Not only can some of the respondents from the Morning Consult survey not afford college themselves, but some are also prioritizing their own education and careers. This leaves little room for funding a child’s education.
Once upon a time, unrealistic amounts of pressure were put on women to settle down and have kids young. Now, things are changing and women have more choices so they’re choosing to get married and have kids later. In the 1960s, the median age for a first marriage was 20 for women, while for men it was 23. Now, the median age for women has risen to 27 and 29 for men.
A core reason for people getting married later is the feeling they don’t have the economic foundation to do so. Additionally, an increasing number of millennials are choosing to cohabitate and put marriage off until later. They are also budgeting their lives down to every cent, and want to be sure they can afford kids. In practical terms, it would look like setting financial goals, looking for a stable income, and being comfortable before bringing kids into the picture.
Debt is another reason many aren’t in a hurry to have more kids. Women, in particular, have a lot of student loan debt. To make matters worse, the gender pay gap means it takes them twice as long to pay back their loans than men.
It’s also important to consider the effect having kids has on women’s careers. Unfortunately, many end up stalling as there’s no guarantee for paid maternity leave, so it could mean taking months off with no pay. Additionally, some take time out of their careers to look after young children. This time off can make getting back into the labor market challenging, as well as make career progression slower.
Childbirth can take an undeniable toll on a woman’s body.
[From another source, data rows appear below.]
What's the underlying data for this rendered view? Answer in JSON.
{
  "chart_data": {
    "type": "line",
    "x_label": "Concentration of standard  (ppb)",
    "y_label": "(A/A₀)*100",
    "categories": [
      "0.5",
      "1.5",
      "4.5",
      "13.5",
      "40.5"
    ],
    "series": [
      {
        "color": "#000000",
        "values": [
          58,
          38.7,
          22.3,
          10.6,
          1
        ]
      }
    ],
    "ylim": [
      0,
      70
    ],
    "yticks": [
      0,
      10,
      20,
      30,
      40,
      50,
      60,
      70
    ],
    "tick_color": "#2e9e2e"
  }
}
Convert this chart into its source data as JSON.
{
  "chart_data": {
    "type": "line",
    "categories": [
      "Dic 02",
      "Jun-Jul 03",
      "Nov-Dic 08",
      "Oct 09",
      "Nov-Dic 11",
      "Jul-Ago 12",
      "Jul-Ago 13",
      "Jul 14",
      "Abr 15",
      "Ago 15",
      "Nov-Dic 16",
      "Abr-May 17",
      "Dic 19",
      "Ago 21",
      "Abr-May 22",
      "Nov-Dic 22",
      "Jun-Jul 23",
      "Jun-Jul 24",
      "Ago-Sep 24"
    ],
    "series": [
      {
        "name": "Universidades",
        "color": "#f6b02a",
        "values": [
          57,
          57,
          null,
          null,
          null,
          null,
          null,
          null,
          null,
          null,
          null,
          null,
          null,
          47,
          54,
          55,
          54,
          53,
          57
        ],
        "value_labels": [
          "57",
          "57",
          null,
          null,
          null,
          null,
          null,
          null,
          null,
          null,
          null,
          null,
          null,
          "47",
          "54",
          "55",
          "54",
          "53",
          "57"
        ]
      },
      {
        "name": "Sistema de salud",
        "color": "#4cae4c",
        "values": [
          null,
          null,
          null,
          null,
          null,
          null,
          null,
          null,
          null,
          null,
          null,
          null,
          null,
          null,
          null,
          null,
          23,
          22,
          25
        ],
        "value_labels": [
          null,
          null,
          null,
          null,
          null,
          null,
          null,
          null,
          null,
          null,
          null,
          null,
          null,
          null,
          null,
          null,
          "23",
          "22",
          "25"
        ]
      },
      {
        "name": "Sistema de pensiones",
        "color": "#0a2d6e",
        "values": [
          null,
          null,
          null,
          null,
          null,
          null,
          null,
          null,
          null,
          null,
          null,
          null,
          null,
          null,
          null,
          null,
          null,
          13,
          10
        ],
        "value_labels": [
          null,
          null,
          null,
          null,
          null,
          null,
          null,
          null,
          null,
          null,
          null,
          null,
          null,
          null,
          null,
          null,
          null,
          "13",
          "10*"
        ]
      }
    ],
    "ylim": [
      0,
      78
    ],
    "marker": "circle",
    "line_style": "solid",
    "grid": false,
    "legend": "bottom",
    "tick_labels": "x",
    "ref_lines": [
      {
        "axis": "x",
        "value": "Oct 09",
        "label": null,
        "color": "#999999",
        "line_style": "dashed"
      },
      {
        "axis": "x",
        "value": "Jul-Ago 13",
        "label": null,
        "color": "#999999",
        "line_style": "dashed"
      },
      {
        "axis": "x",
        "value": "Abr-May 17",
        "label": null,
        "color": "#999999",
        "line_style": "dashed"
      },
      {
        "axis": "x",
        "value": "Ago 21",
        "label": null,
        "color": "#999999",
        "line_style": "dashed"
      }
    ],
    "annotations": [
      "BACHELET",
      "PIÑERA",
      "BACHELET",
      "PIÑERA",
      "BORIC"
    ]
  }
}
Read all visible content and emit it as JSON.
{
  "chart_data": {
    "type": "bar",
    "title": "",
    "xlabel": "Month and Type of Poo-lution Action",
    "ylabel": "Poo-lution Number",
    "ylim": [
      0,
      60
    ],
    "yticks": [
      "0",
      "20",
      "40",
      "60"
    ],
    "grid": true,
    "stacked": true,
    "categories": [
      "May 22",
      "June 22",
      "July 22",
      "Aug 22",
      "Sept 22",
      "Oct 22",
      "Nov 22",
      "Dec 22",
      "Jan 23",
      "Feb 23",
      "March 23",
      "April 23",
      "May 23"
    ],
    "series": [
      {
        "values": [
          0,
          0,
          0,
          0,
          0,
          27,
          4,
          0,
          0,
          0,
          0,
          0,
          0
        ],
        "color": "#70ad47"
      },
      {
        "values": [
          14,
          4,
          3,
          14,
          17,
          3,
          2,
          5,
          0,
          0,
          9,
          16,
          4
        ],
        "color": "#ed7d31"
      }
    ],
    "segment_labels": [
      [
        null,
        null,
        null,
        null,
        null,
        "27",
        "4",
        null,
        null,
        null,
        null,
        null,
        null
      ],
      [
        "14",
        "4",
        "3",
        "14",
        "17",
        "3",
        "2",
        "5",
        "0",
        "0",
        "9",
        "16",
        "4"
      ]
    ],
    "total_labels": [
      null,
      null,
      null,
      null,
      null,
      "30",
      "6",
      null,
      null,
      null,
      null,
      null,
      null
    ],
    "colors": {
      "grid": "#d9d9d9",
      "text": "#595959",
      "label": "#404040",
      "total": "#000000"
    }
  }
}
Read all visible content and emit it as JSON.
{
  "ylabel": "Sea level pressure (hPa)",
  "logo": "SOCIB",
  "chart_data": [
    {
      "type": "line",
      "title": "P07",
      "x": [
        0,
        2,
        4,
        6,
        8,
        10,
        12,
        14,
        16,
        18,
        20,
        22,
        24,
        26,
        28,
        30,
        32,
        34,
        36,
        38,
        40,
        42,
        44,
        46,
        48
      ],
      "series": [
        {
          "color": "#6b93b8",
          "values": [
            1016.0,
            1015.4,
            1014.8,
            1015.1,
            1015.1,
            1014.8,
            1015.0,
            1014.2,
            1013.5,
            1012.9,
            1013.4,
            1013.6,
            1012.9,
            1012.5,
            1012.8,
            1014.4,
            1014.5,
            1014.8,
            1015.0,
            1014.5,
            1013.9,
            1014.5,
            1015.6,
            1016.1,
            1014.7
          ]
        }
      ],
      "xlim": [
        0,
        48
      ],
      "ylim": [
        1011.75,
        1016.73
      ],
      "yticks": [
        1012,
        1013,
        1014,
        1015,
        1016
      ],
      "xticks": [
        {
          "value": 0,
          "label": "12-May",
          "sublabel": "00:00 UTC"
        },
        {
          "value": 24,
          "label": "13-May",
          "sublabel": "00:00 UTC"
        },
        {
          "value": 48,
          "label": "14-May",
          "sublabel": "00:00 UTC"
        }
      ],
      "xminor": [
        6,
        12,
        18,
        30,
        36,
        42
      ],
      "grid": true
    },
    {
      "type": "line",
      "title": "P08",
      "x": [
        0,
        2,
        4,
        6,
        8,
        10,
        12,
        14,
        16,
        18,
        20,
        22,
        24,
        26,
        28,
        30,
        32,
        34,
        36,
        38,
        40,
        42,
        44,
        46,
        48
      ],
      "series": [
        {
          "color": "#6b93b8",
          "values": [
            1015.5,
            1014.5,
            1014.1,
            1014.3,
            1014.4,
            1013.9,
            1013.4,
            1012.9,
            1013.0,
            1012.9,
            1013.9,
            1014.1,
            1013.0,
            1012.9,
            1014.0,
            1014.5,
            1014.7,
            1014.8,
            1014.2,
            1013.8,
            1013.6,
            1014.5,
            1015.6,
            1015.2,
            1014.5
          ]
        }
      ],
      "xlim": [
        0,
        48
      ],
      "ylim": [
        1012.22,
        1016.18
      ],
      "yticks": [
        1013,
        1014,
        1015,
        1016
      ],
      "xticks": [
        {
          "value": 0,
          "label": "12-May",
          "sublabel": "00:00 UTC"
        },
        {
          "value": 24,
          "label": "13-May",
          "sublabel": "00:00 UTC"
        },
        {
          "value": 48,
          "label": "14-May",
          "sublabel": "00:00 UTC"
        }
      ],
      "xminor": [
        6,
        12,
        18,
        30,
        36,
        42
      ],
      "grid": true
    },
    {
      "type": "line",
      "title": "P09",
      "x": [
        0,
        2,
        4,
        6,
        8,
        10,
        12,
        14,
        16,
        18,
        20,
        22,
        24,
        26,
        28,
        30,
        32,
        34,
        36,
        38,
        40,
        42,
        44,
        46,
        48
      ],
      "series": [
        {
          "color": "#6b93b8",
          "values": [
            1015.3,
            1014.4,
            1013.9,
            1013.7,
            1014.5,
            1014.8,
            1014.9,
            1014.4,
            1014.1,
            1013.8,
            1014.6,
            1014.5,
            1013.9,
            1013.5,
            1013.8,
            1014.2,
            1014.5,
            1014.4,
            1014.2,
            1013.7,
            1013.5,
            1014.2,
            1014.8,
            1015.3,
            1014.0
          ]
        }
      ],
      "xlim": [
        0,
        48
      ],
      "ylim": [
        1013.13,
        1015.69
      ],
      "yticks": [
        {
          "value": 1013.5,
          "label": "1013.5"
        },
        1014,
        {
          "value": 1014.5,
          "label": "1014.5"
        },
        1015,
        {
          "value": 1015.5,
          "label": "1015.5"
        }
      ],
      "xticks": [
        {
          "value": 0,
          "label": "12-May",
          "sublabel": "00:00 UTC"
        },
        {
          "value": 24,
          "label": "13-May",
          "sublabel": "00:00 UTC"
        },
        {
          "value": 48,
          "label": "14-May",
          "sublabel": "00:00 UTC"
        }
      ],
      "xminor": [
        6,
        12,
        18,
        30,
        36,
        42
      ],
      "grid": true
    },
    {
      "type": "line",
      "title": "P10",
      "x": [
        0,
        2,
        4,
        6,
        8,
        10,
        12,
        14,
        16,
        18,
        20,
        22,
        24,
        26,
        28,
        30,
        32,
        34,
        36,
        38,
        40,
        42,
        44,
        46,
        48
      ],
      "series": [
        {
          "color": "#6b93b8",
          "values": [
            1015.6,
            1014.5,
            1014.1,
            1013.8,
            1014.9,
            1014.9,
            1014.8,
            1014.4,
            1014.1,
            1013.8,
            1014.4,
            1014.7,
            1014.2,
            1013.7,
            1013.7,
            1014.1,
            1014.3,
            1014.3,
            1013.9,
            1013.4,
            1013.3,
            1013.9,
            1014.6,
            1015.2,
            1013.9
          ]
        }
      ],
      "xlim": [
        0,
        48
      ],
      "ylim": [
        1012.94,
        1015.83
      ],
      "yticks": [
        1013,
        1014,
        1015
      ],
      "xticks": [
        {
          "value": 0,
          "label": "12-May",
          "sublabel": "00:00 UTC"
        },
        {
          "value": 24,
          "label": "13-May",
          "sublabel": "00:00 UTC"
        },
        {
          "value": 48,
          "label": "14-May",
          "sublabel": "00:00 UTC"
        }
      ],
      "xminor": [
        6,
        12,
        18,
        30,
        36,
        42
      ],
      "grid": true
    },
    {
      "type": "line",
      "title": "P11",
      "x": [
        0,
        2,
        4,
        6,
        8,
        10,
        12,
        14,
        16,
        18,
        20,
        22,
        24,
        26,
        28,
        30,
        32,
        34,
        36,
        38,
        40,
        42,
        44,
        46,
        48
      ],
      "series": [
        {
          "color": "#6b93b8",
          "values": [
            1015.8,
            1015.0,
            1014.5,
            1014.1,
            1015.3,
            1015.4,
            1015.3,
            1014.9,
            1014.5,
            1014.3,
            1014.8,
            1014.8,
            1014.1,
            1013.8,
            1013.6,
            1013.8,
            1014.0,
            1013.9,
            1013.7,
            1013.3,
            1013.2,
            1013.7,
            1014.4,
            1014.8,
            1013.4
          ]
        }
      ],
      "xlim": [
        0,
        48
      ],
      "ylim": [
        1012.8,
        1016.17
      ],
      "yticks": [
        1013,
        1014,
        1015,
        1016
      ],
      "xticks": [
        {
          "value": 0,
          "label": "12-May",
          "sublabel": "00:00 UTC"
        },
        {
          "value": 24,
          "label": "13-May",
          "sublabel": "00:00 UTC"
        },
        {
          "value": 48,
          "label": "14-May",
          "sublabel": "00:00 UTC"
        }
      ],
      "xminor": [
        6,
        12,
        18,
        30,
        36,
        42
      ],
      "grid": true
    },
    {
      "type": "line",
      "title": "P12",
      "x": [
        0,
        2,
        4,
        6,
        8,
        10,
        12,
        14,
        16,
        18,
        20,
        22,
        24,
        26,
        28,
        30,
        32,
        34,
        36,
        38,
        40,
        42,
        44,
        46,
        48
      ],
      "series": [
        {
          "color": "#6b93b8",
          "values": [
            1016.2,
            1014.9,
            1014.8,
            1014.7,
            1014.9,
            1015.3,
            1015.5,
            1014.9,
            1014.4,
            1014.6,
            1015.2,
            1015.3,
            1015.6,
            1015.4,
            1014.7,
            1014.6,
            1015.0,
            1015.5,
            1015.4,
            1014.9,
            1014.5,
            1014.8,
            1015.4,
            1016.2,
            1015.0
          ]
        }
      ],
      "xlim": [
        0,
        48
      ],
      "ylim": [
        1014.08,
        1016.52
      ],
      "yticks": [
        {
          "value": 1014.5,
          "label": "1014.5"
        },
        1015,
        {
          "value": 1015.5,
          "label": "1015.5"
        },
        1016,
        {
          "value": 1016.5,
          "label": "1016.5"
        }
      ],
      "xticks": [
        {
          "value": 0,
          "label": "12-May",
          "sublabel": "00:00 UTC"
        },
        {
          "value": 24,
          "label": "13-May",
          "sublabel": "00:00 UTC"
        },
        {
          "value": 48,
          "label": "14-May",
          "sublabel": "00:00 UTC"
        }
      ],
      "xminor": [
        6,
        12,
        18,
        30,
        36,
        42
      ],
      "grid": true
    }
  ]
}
They go through physical and emotional changes which can make some apprehensive about having kids. There is also postpartum recovery, which not only affects your body but can impact your mental state too. It could result in postpartum depression, swollen feet, stretch marks, joint pain, and hair loss.
The physical changes that occur as a result of pregnancy and childbirth could impact their self-esteem. For this reason, some are opting for mommy makeovers after having kids. That being said, women can now choose whether or not they want to have kids and also have options such as adoption or surrogates.
Aside from the more obvious reasons mentioned above, there are other factors influencing American’s decision to have kids. One of them is global issues like climate change. If you’re wondering how climate change affects the average person, the rise in food costs and the occurrence of natural disasters are just two ways. Thinking about the effects such changes could have on future generations can make having kids seem like a bad idea.
There are also growing concerns about whether or not the current world is a safe one for children to live in. With prevalent social issues like the opioid crisis and gun violence, these are all valid concerns. For immigrants especially, there are ongoing political challenges such as children being separated from their parents due to changing immigration laws. This could make one question whether it’s really worth bringing kids into such a society.
It is safe to say that the issue isn’t that the majority of Americans don’t want to have families. It is more about whether the socio-economic and political climate makes having and raising kids practical. After all, many parents hope to give their kids the best opportunities their money can afford. However, if they’re barely making ends meet themselves, the chances of that happening are low.